Why do topical steroids cause steroid rosacea?
It is not known why topical steroids cause steroid rosacea. Ideas have included:
- Proliferaton of hair follicle mites, demodex (demodicosis)
- Proliferation of other micro-organisms in the skin
- New blood vessel formation and rebound vasodilatation
- Innate immune reaction with inflammatory cytokine release
Steroid rosacea tends to be more likely to occur and more severe when strong steroids have been applied to facial skin. Conversely it is less likely to occur with mild steroids, particularly when applied infrequently. A similar rash has been reported from prolonged application of calcineurin inhibitors (tacrolimus ointment, pimecrolimus cream).
What other effects do topical steroids have on facial skin?
Many adverse effects have been described from the use of topical steroids.
Periorificial dermatitis is a less severe steroid-induced rash, in which small papules develop around the lips, around the nose and around the eyelids.

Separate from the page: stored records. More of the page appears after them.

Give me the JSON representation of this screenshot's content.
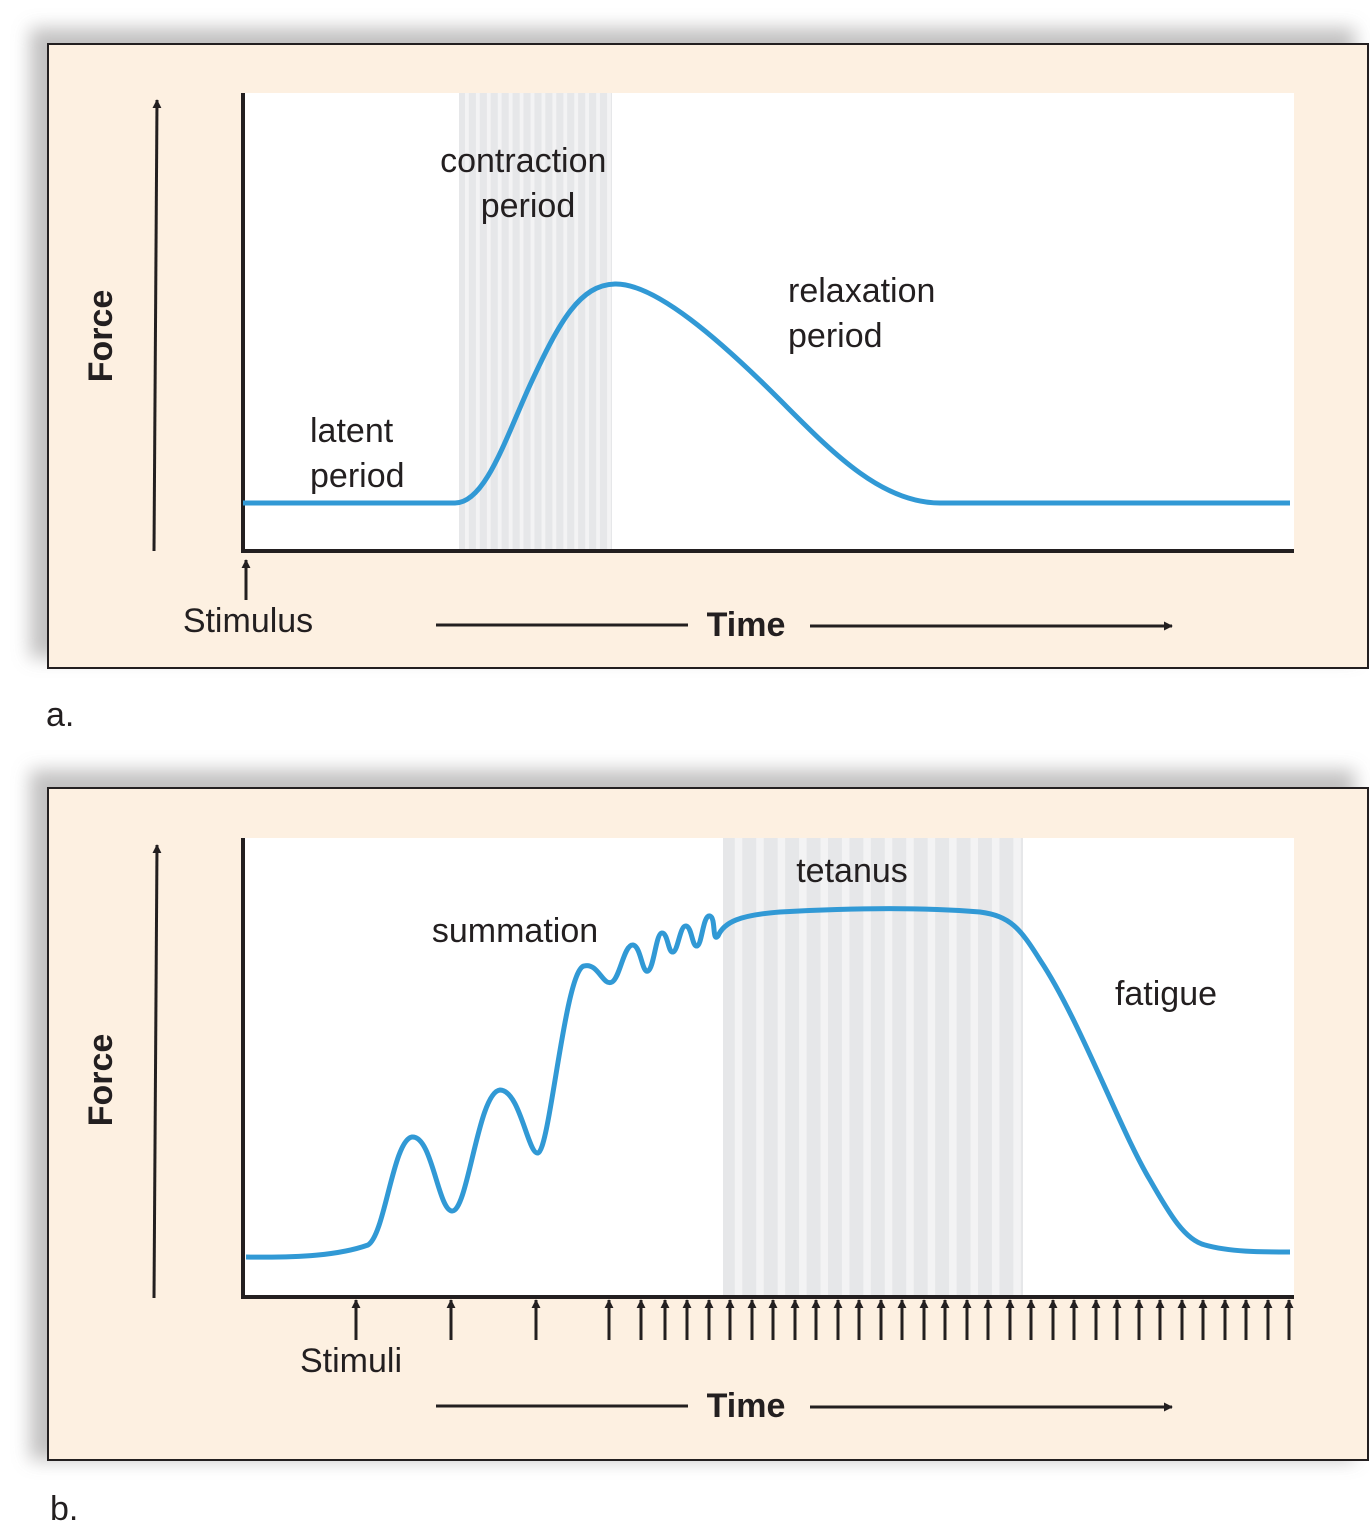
{
  "colors": {
    "panel_bg": "#fdf0e1",
    "plot_bg": "#ffffff",
    "curve": "#3199d5",
    "band": "#e6e7e9",
    "band_stripe": "#f3f3f4",
    "shadow": "#b7b6b6",
    "ink": "#231f20"
  },
  "panel_a": {
    "letter": "a.",
    "y_axis_label": "Force",
    "x_axis_label": "Time",
    "stimulus_label": "Stimulus",
    "latent": [
      "latent",
      "period"
    ],
    "contraction": [
      "contraction",
      "period"
    ],
    "relaxation": [
      "relaxation",
      "period"
    ]
  },
  "panel_b": {
    "letter": "b.",
    "y_axis_label": "Force",
    "x_axis_label": "Time",
    "stimuli_label": "Stimuli",
    "summation": "summation",
    "tetanus": "tetanus",
    "fatigue": "fatigue"
  }
}
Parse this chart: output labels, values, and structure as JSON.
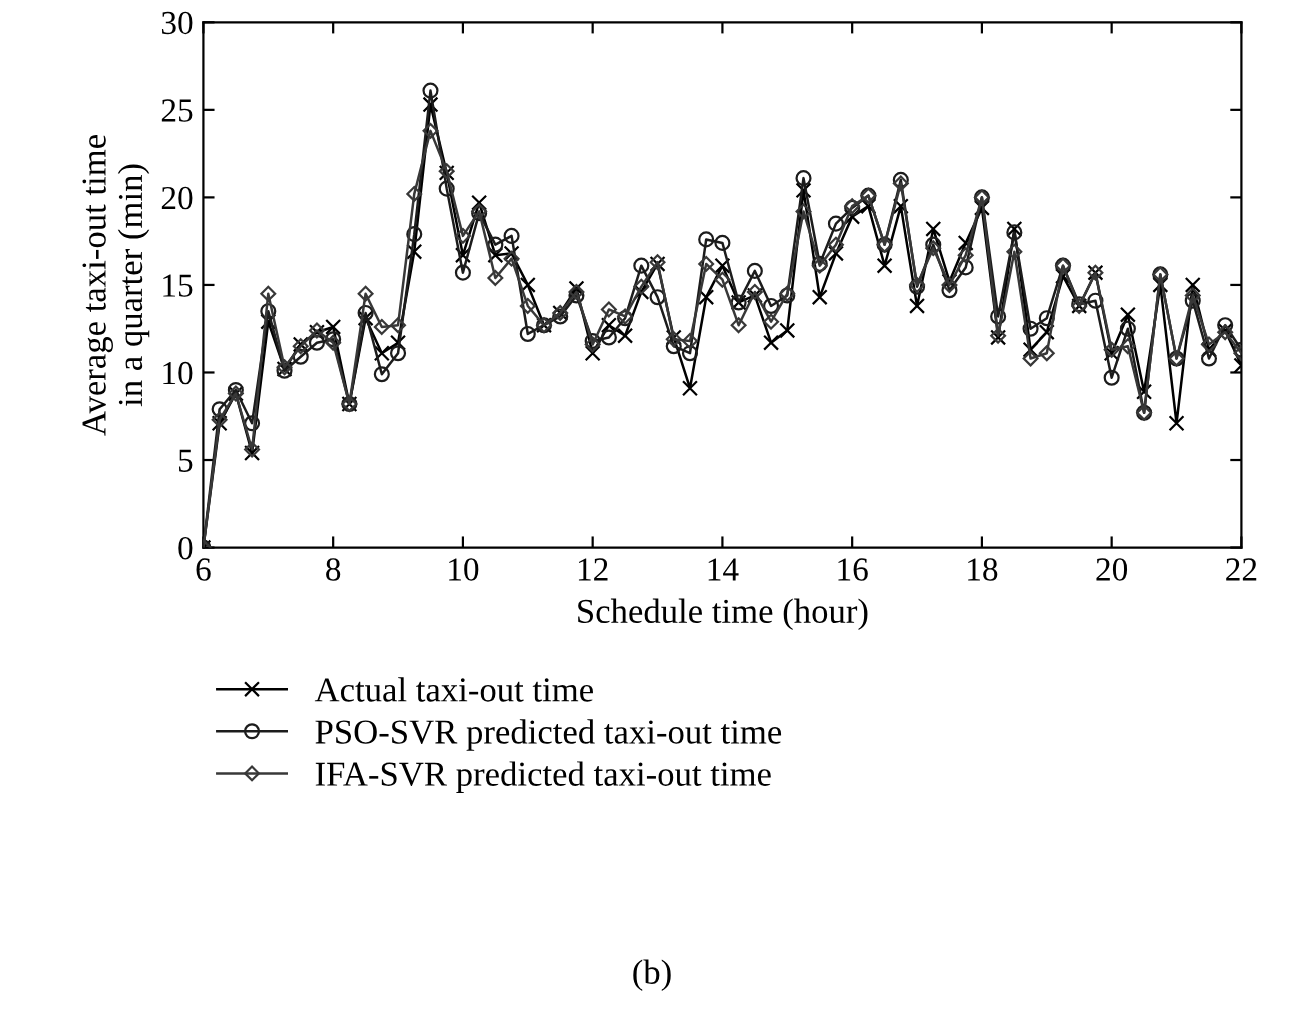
{
  "chart_data": {
    "type": "line",
    "xlabel": "Schedule time (hour)",
    "ylabel": "Average taxi-out time\nin a quarter (min)",
    "annotations": [
      "(b)"
    ],
    "x": [
      6,
      6.25,
      6.5,
      6.75,
      7,
      7.25,
      7.5,
      7.75,
      8,
      8.25,
      8.5,
      8.75,
      9,
      9.25,
      9.5,
      9.75,
      10,
      10.25,
      10.5,
      10.75,
      11,
      11.25,
      11.5,
      11.75,
      12,
      12.25,
      12.5,
      12.75,
      13,
      13.25,
      13.5,
      13.75,
      14,
      14.25,
      14.5,
      14.75,
      15,
      15.25,
      15.5,
      15.75,
      16,
      16.25,
      16.5,
      16.75,
      17,
      17.25,
      17.5,
      17.75,
      18,
      18.25,
      18.5,
      18.75,
      19,
      19.25,
      19.5,
      19.75,
      20,
      20.25,
      20.5,
      20.75,
      21,
      21.25,
      21.5,
      21.75,
      22
    ],
    "series": [
      {
        "name": "Actual taxi-out time",
        "color": "#000000",
        "marker": "cross",
        "values": [
          0,
          7.1,
          8.8,
          5.4,
          12.9,
          10.2,
          11.6,
          12.3,
          12.6,
          8.2,
          13.1,
          11.1,
          11.7,
          16.9,
          25.3,
          21.4,
          16.7,
          19.7,
          16.7,
          16.8,
          15.0,
          12.7,
          13.4,
          14.8,
          11.1,
          12.7,
          12.1,
          14.6,
          16.2,
          12.0,
          9.1,
          14.3,
          16.1,
          14.0,
          14.4,
          11.7,
          12.4,
          20.4,
          14.3,
          16.8,
          18.9,
          19.5,
          16.1,
          19.5,
          13.8,
          18.2,
          15.2,
          17.4,
          19.4,
          12.0,
          18.2,
          11.3,
          12.3,
          15.5,
          13.8,
          15.7,
          11.1,
          13.3,
          8.9,
          15.0,
          7.1,
          15.0,
          11.3,
          12.4,
          10.4
        ]
      },
      {
        "name": "PSO-SVR predicted taxi-out time",
        "color": "#1c1c1c",
        "marker": "circle",
        "values": [
          0,
          7.9,
          9.0,
          7.1,
          13.5,
          10.1,
          10.9,
          11.7,
          11.9,
          8.2,
          13.4,
          9.9,
          11.1,
          17.9,
          26.1,
          20.5,
          15.7,
          19.1,
          17.3,
          17.8,
          12.2,
          12.7,
          13.2,
          14.4,
          11.8,
          12.0,
          13.1,
          16.1,
          14.3,
          11.5,
          11.1,
          17.6,
          17.4,
          14.0,
          15.8,
          13.8,
          14.4,
          21.1,
          16.2,
          18.5,
          19.4,
          20.1,
          17.3,
          21.0,
          14.9,
          17.3,
          14.7,
          16.0,
          20.0,
          13.2,
          18.0,
          12.5,
          13.1,
          16.1,
          13.9,
          14.1,
          9.7,
          12.5,
          7.7,
          15.6,
          10.8,
          14.1,
          10.8,
          12.7,
          11.3
        ]
      },
      {
        "name": "IFA-SVR predicted taxi-out time",
        "color": "#383838",
        "marker": "diamond",
        "values": [
          0,
          7.3,
          8.8,
          5.6,
          14.5,
          10.3,
          11.5,
          12.4,
          11.7,
          8.2,
          14.5,
          12.6,
          12.7,
          20.2,
          23.8,
          21.5,
          17.8,
          19.2,
          15.4,
          16.5,
          13.8,
          12.7,
          13.4,
          14.6,
          11.6,
          13.6,
          13.2,
          14.9,
          16.3,
          11.9,
          11.8,
          16.2,
          15.3,
          12.7,
          14.6,
          12.9,
          14.5,
          19.2,
          16.1,
          17.3,
          19.5,
          20.1,
          17.3,
          20.8,
          15.0,
          17.1,
          15.0,
          16.7,
          20.0,
          12.1,
          16.9,
          10.8,
          11.1,
          16.1,
          13.8,
          15.7,
          11.3,
          11.5,
          7.7,
          15.6,
          10.8,
          14.4,
          11.6,
          12.3,
          11.1
        ]
      }
    ],
    "xlim": [
      6,
      22
    ],
    "xticks": [
      6,
      8,
      10,
      12,
      14,
      16,
      18,
      20,
      22
    ],
    "ylim": [
      0,
      30
    ],
    "yticks": [
      0,
      5,
      10,
      15,
      20,
      25,
      30
    ],
    "grid": false,
    "legend": "bottom",
    "line_style": "solid"
  }
}
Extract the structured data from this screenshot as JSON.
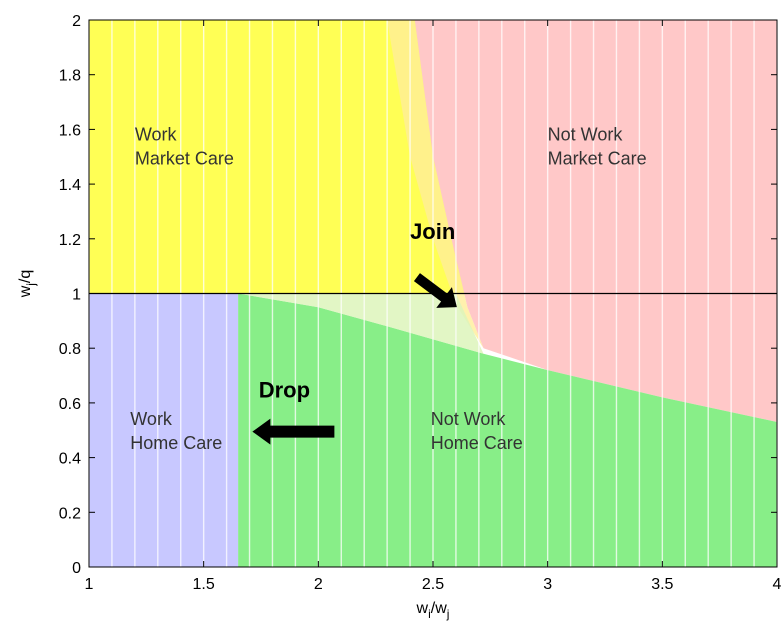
{
  "chart_data": {
    "type": "area",
    "xlabel": "w_i/w_j",
    "xlabel_main": "w",
    "xlabel_sub1": "i",
    "xlabel_mid": "/w",
    "xlabel_sub2": "j",
    "ylabel_main": "w",
    "ylabel_sub": "j",
    "ylabel_rest": "/q",
    "xlim": [
      1,
      4
    ],
    "ylim": [
      0,
      2
    ],
    "xticks": [
      "1",
      "1.5",
      "2",
      "2.5",
      "3",
      "3.5",
      "4"
    ],
    "yticks": [
      "0",
      "0.2",
      "0.4",
      "0.6",
      "0.8",
      "1",
      "1.2",
      "1.4",
      "1.6",
      "1.8",
      "2"
    ],
    "grid": "vertical lines only",
    "reference_line_y": 1,
    "regions": [
      {
        "id": "work_market",
        "label_line1": "Work",
        "label_line2": "Market Care",
        "color": "#ffff55"
      },
      {
        "id": "notwork_market",
        "label_line1": "Not Work",
        "label_line2": "Market Care",
        "color": "#ffc8c8"
      },
      {
        "id": "work_home",
        "label_line1": "Work",
        "label_line2": "Home Care",
        "color": "#c8c8ff"
      },
      {
        "id": "notwork_home",
        "label_line1": "Not Work",
        "label_line2": "Home Care",
        "color": "#88ee88"
      }
    ],
    "boundaries": {
      "work_vs_notwork_home_x": 1.65,
      "market_upper_curve": [
        [
          2.42,
          2.0
        ],
        [
          2.5,
          1.5
        ],
        [
          2.58,
          1.2
        ],
        [
          2.65,
          0.95
        ],
        [
          2.72,
          0.8
        ]
      ],
      "home_lower_curve": [
        [
          1.65,
          1.0
        ],
        [
          2.0,
          0.95
        ],
        [
          2.3,
          0.88
        ],
        [
          2.72,
          0.78
        ],
        [
          3.0,
          0.72
        ],
        [
          3.5,
          0.62
        ],
        [
          4.0,
          0.53
        ]
      ],
      "transition_band_curve": [
        [
          2.3,
          2.0
        ],
        [
          2.4,
          1.5
        ],
        [
          2.5,
          1.2
        ],
        [
          2.6,
          0.96
        ],
        [
          2.72,
          0.8
        ]
      ]
    },
    "annotations": [
      {
        "id": "join",
        "text": "Join",
        "x": 2.4,
        "y": 1.2
      },
      {
        "id": "drop",
        "text": "Drop",
        "x": 1.74,
        "y": 0.62
      }
    ]
  }
}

Adverse effects of topical steroids on the face
What is the treatment for steroid rosacea?
Steroid rosacea responds well to treatment in most cases, although telangiectasia may persist long-term.
- The topical steroids should be discontinued. To minimise severe flare-up, slow withdrawal is recommended by decreasing how often the topical steroid is applied and choosing another topical steroid that is less potent.
- If moisturisers are used, these should be non-oily.
- Topical pimecrolimus cream may be helpful short-term.
- Oral tetracycline (eg doxycycline) is often prescribed and may be required for several months
- Telangiectasia can be treated with a vascular laser.